Euclid was a very common name at that time, so it was hard to distinguish one Euclid from another. That is the big reason why there is little known about Euclid of Alexandria. Euclid of Alexandria, whose chief work, Elements, is a comprehensive treatise on mathematics in thirteen volumes on such subjects as plane geometry, proportion in general, the properties of numbers, incommensurable magnitudes, and solid geometry. He was probably educated at Athens by pupils of Plato. He taught geometry in Alexandria and founded a school of mathematics there.

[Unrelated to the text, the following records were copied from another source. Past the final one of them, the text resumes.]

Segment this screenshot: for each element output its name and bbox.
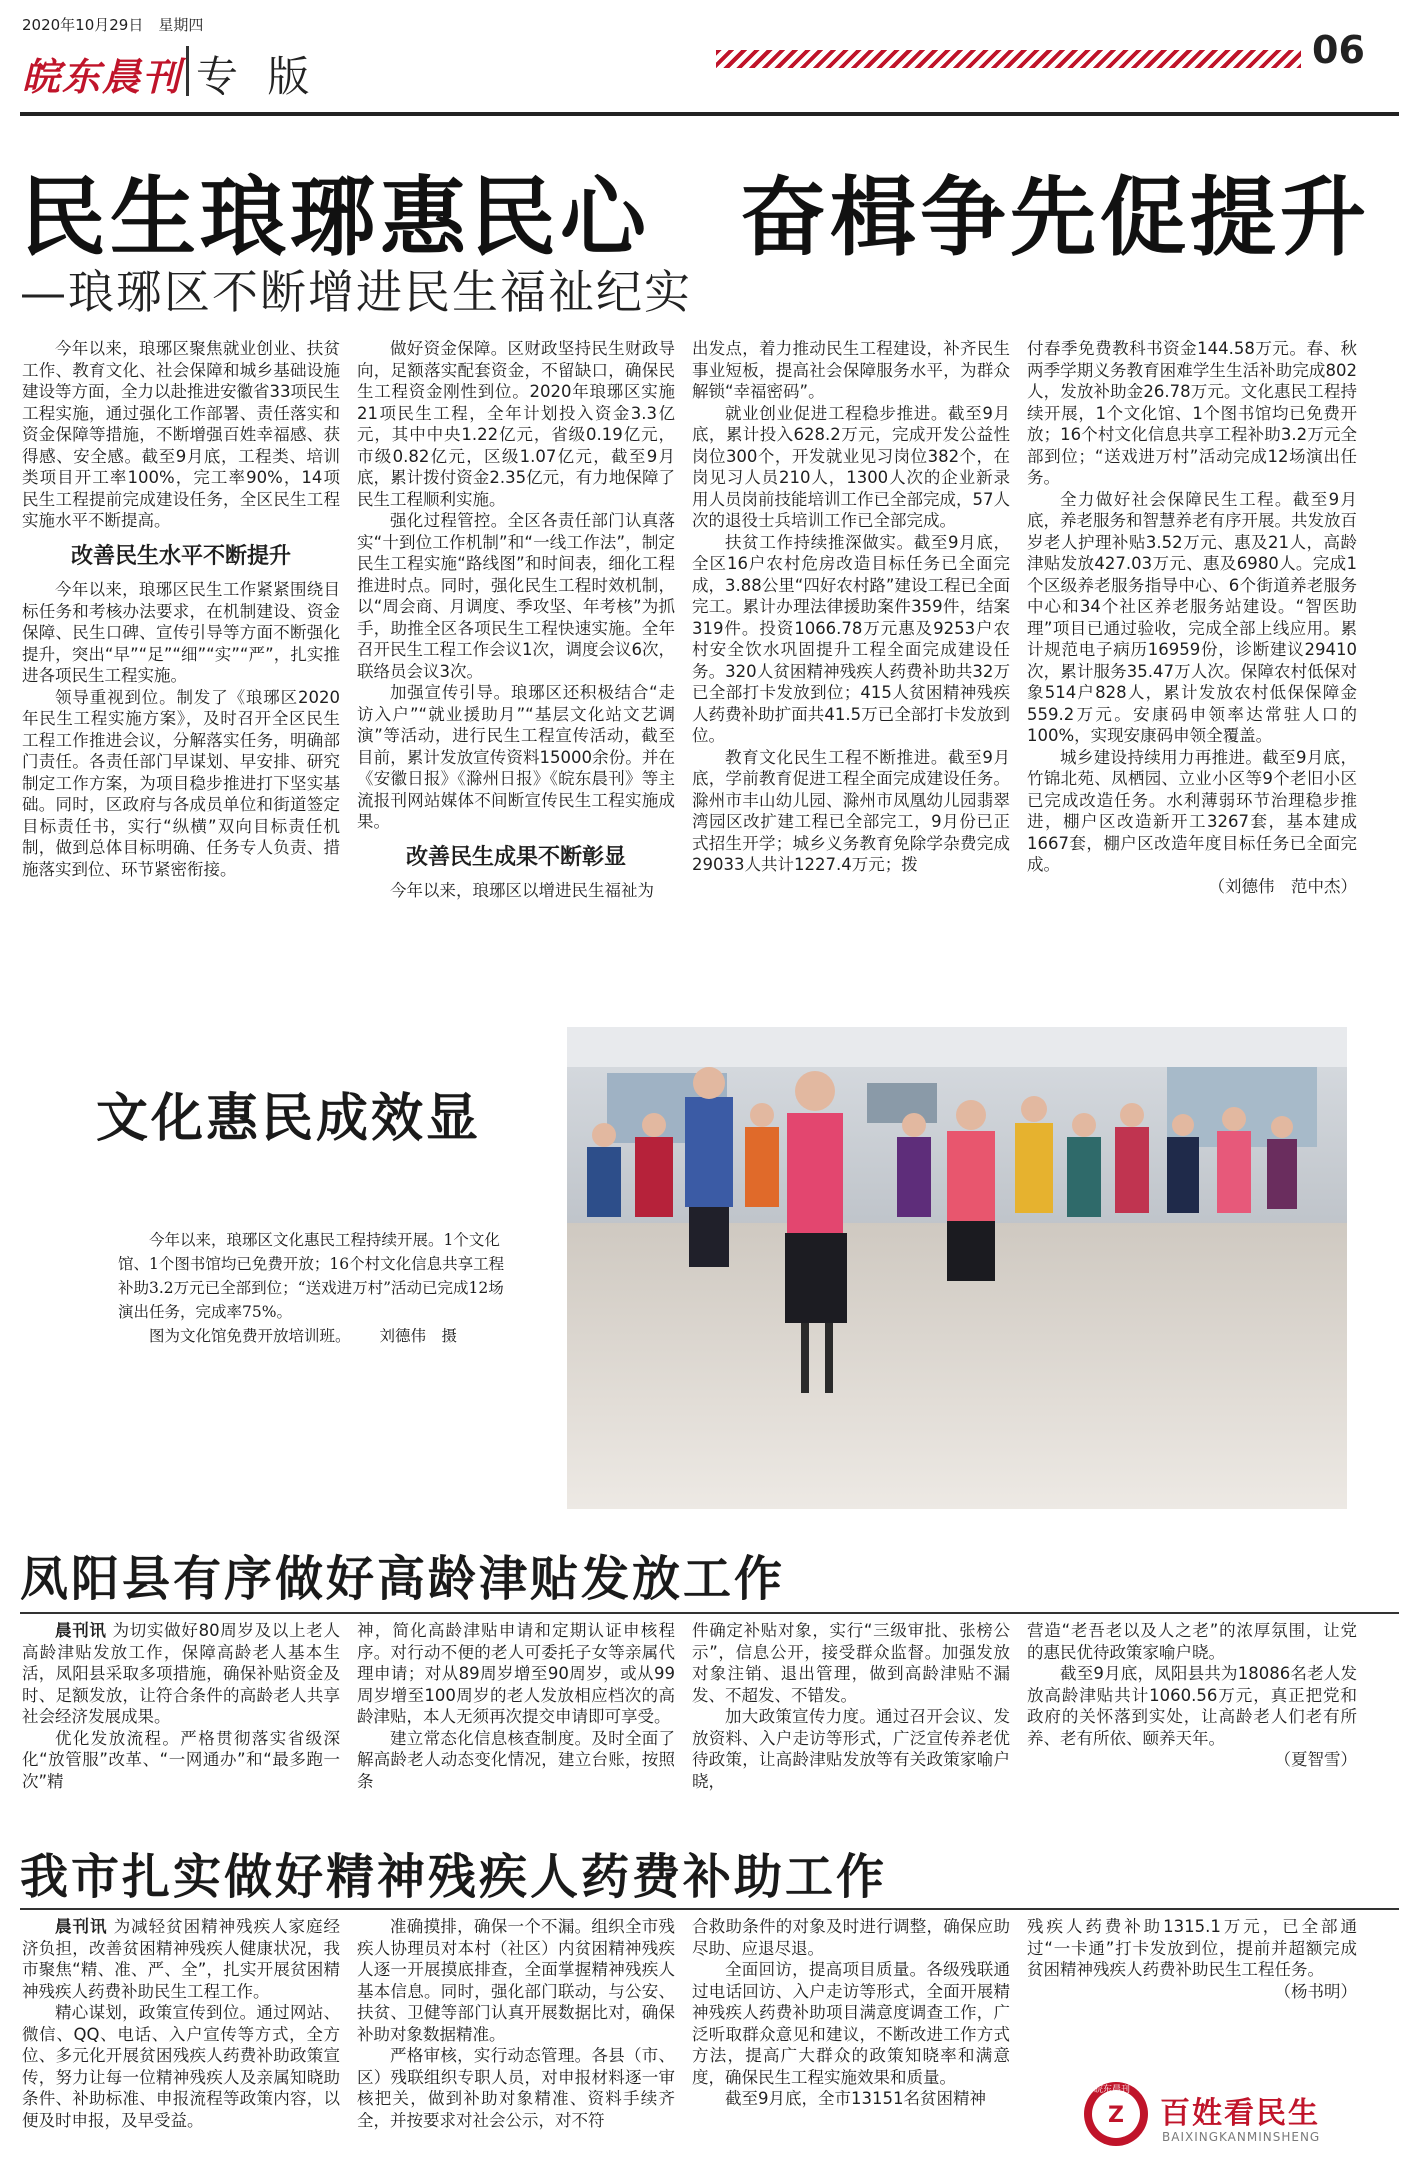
masthead-logo: 皖东晨刊 — [22, 54, 183, 99]
dance-class-photo — [567, 1027, 1347, 1509]
paragraph: 合救助条件的对象及时进行调整，确保应助尽助、应退尽退。 — [692, 1917, 1010, 1958]
main-column-4 — [1027, 338, 1357, 897]
paragraph: 教育文化民生工程不断推进。截至9月底，学前教育促进工程全面完成建设任务。滁州市丰山幼儿园、滁州市凤凰幼儿园翡翠湾园区改扩建工程已全部完工，9月份已正式招生开学；城乡义务教育免除学杂费完成29033人共计1227.4万元；拨 — [692, 747, 1010, 874]
paragraph: 做好资金保障。区财政坚持民生财政导向，足额落实配套资金，不留缺口，确保民生工程资金刚性到位。2020年琅琊区实施21项民生工程，全年计划投入资金3.3亿元，其中中央1.22亿元，省级0.19亿元，市级0.82亿元，区级1.07亿元，截至9月底，累计拨付资金2.35亿元，有力地保障了民生工程顺利实施。 — [357, 339, 675, 509]
article2-column-4 — [1027, 1620, 1357, 1771]
article3-column-2 — [357, 1916, 675, 2131]
paragraph: 严格审核，实行动态管理。各县（市、区）残联组织专职人员，对申报材料逐一审核把关，做到补助对象精准、资料手续齐全，并按要求对社会公示，对不符 — [357, 2046, 675, 2130]
paragraph: 截至9月底，全市13151名贫困精神 — [725, 2089, 986, 2108]
paragraph: 优化发放流程。严格贯彻落实省级深化“放管服”改革、“一网通办”和“最多跑一次”精 — [22, 1728, 340, 1791]
logo-pinyin: BAIXINGKANMINSHENG — [1162, 2130, 1321, 2144]
paragraph: 出发点，着力推动民生工程建设，补齐民生事业短板，提高社会保障服务水平，为群众解锁“幸福密码”。 — [692, 339, 1010, 401]
paragraph: 件确定补贴对象，实行“三级审批、张榜公示”，信息公开，接受群众监督。加强发放对象注销、退出管理，做到高龄津贴不漏发、不超发、不错发。 — [692, 1621, 1010, 1705]
paragraph: 神，简化高龄津贴申请和定期认证申核程序。对行动不便的老人可委托子女等亲属代理申请；对从89周岁增至90周岁，或从99周岁增至100周岁的老人发放相应档次的高龄津贴，本人无须再次提交申请即可享受。 — [357, 1621, 675, 1726]
article2-column-1 — [22, 1620, 340, 1792]
section-name: 专 版 — [196, 52, 318, 101]
caption-description: 图为文化馆免费开放培训班。 — [149, 1327, 351, 1345]
photo-illustration — [567, 1027, 1347, 1509]
paragraph: 今年以来，琅琊区民生工作紧紧围绕目标任务和考核办法要求，在机制建设、资金保障、民生口碑、宣传引导等方面不断强化提升，突出“早”“足”“细”“实”“严”，扎实推进各项民生工程实施。 — [22, 580, 340, 685]
main-subhead: —琅琊区不断增进民生福祉纪实 — [20, 265, 692, 319]
paragraph: 残疾人药费补助1315.1万元，已全部通过“一卡通”打卡发放到位，提前并超额完成贫困精神残疾人药费补助民生工程任务。 — [1027, 1917, 1357, 1979]
byline: （杨书明） — [1274, 1981, 1357, 2001]
article3-rule — [20, 1908, 1399, 1910]
main-column-2 — [357, 338, 675, 902]
paragraph — [22, 1620, 340, 1728]
logo-slogan: 百姓看民生 — [1160, 2096, 1320, 2131]
article2-title: 凤阳县有序做好高龄津贴发放工作 — [20, 1551, 786, 1607]
article3-column-3 — [692, 1916, 1010, 2110]
svg-text:Z: Z — [1108, 2103, 1124, 2128]
paragraph: 准确摸排，确保一个不漏。组织全市残疾人协理员对本村（社区）内贫困精神残疾人逐一开展摸底排查，全面掌握精神残疾人基本信息。同时，强化部门联动，与公安、扶贫、卫健等部门认真开展数据比对，确保补助对象数据精准。 — [357, 1917, 675, 2044]
paragraph: 扶贫工作持续推深做实。截至9月底，全区16户农村危房改造目标任务已全面完成，3.88公里“四好农村路”建设工程已全面完工。累计办理法律援助案件359件，结案319件。投资1066.78万元惠及9253户农村安全饮水巩固提升工程全面完成建设任务。320人贫困精神残疾人药费补助共32万已全部打卡发放到位；415人贫困精神残疾人药费补助扩面共41.5万已全部打卡发放到位。 — [692, 532, 1010, 745]
article2-column-3 — [692, 1620, 1010, 1792]
issue-date: 2020年10月29日 星期四 — [22, 16, 204, 34]
article3-column-4 — [1027, 1916, 1357, 2002]
paragraph: 加强宣传引导。琅琊区还积极结合“走访入户”“就业援助月”“基层文化站文艺调演”等活动，进行民生工程宣传活动，截至目前，累计发放宣传资料15000余份。并在《安徽日报》《滁州日报》《皖东晨刊》等主流报刊网站媒体不间断宣传民生工程实施成果。 — [357, 683, 675, 831]
photo-caption — [118, 1228, 518, 1348]
article3-title: 我市扎实做好精神残疾人药费补助工作 — [20, 1849, 888, 1905]
paragraph: 全面回访，提高项目质量。各级残联通过电话回访、入户走访等形式，全面开展精神残疾人药费补助项目满意度调查工作，广泛听取群众意见和建议，不断改进工作方式方法，提高广大群众的政策知晓率和满意度，确保民生工程实施效果和质量。 — [692, 1960, 1010, 2087]
paragraph: 就业创业促进工程稳步推进。截至9月底，累计投入628.2万元，完成开发公益性岗位300个，开发就业见习岗位382个，在岗见习人员210人，1300人次的企业新录用人员岗前技能培训工作已全部完成，57人次的退役士兵培训工作已全部完成。 — [692, 403, 1010, 530]
paragraph: 领导重视到位。制发了《琅琊区2020年民生工程实施方案》，及时召开全区民生工程工作推进会议，分解落实任务，明确部门责任。各责任部门早谋划、早安排、研究制定工作方案，为项目稳步推进打下坚实基础。同时，区政府与各成员单位和街道签定目标责任书，实行“纵横”双向目标责任机制，做到总体目标明确、任务专人负责、措施落实到位、环节紧密衔接。 — [22, 687, 340, 879]
paragraph: 全力做好社会保障民生工程。截至9月底，养老服务和智慧养老有序开展。共发放百岁老人护理补贴3.52万元、惠及21人，高龄津贴发放427.03万元、惠及6980人。完成1个区级养老服务指导中心、6个街道养老服务中心和34个社区养老服务站建设。“智医助理”项目已通过验收，完成全部上线应用。累计规范电子病历16959份，诊断建议29410次，累计服务35.47万人次。保障农村低保对象514户828人，累计发放农村低保保障金559.2万元。安康码申领率达常驻人口的100%，实现安康码申领全覆盖。 — [1027, 489, 1357, 745]
article3-column-1 — [22, 1916, 340, 2131]
section-heading: 改善民生水平不断提升 — [70, 543, 291, 569]
paragraph-text: 为减轻贫困精神残疾人家庭经济负担，改善贫困精神残疾人健康状况，我市聚焦“精、准、严、全”，扎实开展贫困精神残疾人药费补助民生工程工作。 — [22, 1917, 340, 2001]
caption-text: 今年以来，琅琊区文化惠民工程持续开展。1个文化馆、1个图书馆均已免费开放；16个村文化信息共享工程补助3.2万元已全部到位；“送戏进万村”活动已完成12场演出任务，完成率75%。 — [118, 1231, 505, 1321]
paragraph — [22, 1916, 340, 2002]
photo-credit: 刘德伟 摄 — [379, 1327, 457, 1345]
page-number: 06 — [1312, 28, 1365, 72]
paragraph: 加大政策宣传力度。通过召开会议、发放资料、入户走访等形式，广泛宣传养老优待政策，让高龄津贴发放等有关政策家喻户晓， — [692, 1707, 1010, 1791]
paragraph: 城乡建设持续用力再推进。截至9月底，竹锦北苑、凤栖园、立业小区等9个老旧小区已完成改造任务。水利薄弱环节治理稳步推进，棚户区改造新开工3267套，基本建成1667套，棚户区改造年度目标任务已全面完成。 — [1027, 747, 1357, 874]
paragraph-text: 为切实做好80周岁及以上老人高龄津贴发放工作，保障高龄老人基本生活，凤阳县采取多项措施，确保补贴资金及时、足额发放，让符合条件的高龄老人共享社会经济发展成果。 — [22, 1621, 340, 1726]
main-headline: 民生琅琊惠民心 奋楫争先促提升 — [20, 168, 1370, 268]
article2-rule — [20, 1612, 1399, 1614]
byline: （刘德伟 范中杰） — [1208, 876, 1357, 896]
paragraph: 精心谋划，政策宣传到位。通过网站、微信、QQ、电话、入户宣传等方式，全方位、多元化开展贫困残疾人药费补助政策宣传，努力让每一位精神残疾人及亲属知晓助条件、补助标准、申报流程等政策内容，以便及时申报，及早受益。 — [22, 2003, 340, 2130]
main-column-1 — [22, 338, 340, 880]
header-stripe — [716, 50, 1301, 68]
column-logo — [1080, 2078, 1400, 2150]
paragraph: 建立常态化信息核查制度。及时全面了解高龄老人动态变化情况，建立台账，按照条 — [357, 1728, 675, 1791]
paragraph: 强化过程管控。全区各责任部门认真落实“十到位工作机制”和“一线工作法”，制定民生工程实施“路线图”和时间表，细化工程推进时点。同时，强化民生工程时效机制，以“周会商、月调度、季攻坚、年考核”为抓手，助推全区各项民生工程快速实施。全年召开民生工程工作会议1次，调度会议6次，联络员会议3次。 — [357, 511, 675, 681]
article2-column-2 — [357, 1620, 675, 1792]
paragraph: 营造“老吾老以及人之老”的浓厚氛围，让党的惠民优待政策家喻户晓。 — [1027, 1621, 1357, 1662]
paragraph: 付春季免费教科书资金144.58万元。春、秋两季学期义务教育困难学生生活补助完成802人，发放补助金26.78万元。文化惠民工程持续开展，1个文化馆、1个图书馆均已免费开放；16个村文化信息共享工程补助3.2万元全部到位；“送戏进万村”活动完成12场演出任务。 — [1027, 339, 1357, 487]
logo-badge-text: 皖东晨刊 — [1094, 2085, 1131, 2095]
main-column-3 — [692, 338, 1010, 876]
dateline: 晨刊讯 — [55, 1621, 107, 1640]
dateline: 晨刊讯 — [55, 1917, 108, 1936]
byline: （夏智雪） — [1274, 1750, 1357, 1769]
feature-title: 文化惠民成效显 — [96, 1089, 482, 1149]
caption-text — [118, 1324, 518, 1348]
paragraph: 截至9月底，凤阳县共为18086名老人发放高龄津贴共计1060.56万元，真正把党和政府的关怀落到实处，让高龄老人们老有所养、老有所依、颐养天年。 — [1027, 1664, 1357, 1748]
paragraph: 今年以来，琅琊区聚焦就业创业、扶贫工作、教育文化、社会保障和城乡基础设施建设等方面，全力以赴推进安徽省33项民生工程实施，通过强化工作部署、责任落实和资金保障等措施，不断增强百姓幸福感、获得感、安全感。截至9月底，工程类、培训类项目开工率100%，完工率90%，14项民生工程提前完成建设任务，全区民生工程实施水平不断提高。 — [22, 339, 340, 530]
masthead-divider — [186, 46, 189, 96]
paragraph: 今年以来，琅琊区以增进民生福祉为 — [390, 881, 654, 900]
header-rule — [20, 112, 1399, 116]
section-heading: 改善民生成果不断彰显 — [405, 844, 626, 870]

The Data, a collection of geometrical theorems; the Phenomena, a description of the heavens; the Optics: the Division of the Scale, a mathematical discussion of music; and several other books have been attributed to him. Historians disagree as to the originality of some of his other contributions. Probably, the geometrical sections of the Elements were primarily a rearrangement of the works of previous mathematicians such as those of Eudoxus, but Euclid himself is thought to have made several original discoveries in the theory of numbers. Euclid laid down some of the conventions central to modern mathematical proofs. His book The Elements, written about 300 BC, contains many proofs in the field of geometry and algebra. This book illustrates the Greek practice of writing mathematical proofs by first clearly identifying the initial assumptions, and then reasoning from them in a logical way in order to obtain a desired conclusion. As part of such an argument, Euclid used results that had been shown to be true, called theorems, or statements that were explicitly acknowledged to be self-evident, called axioms; this practice continues today.

One of Euclids finds is explained in the ninth book of the Elements. It contains proof of the preposition that the number of primes is infinite; that is, no largest number exists. He claims the proof is remarkably simple. Let p be a prime and q=1 x 2 x 3 x x p+1; That is, one more than the product of all the integers from 1 through p. The integer q is larger than p and is not divisible by any integer from 2 through p, inclusive.

Any one of its positive divisors, other than 1, and any one of its prime divisors, therefore, must be larger than p. It follows that there must be a prime larger than p. Although little is known about Euclid himself, his work is known by many. Even though The Elements is his best known work, he has written a number of works. Each one of his works has provided us with a tremendous amount of valuable information.

Todays modified version of his first few works form the basis of high school instruction in plane geometry.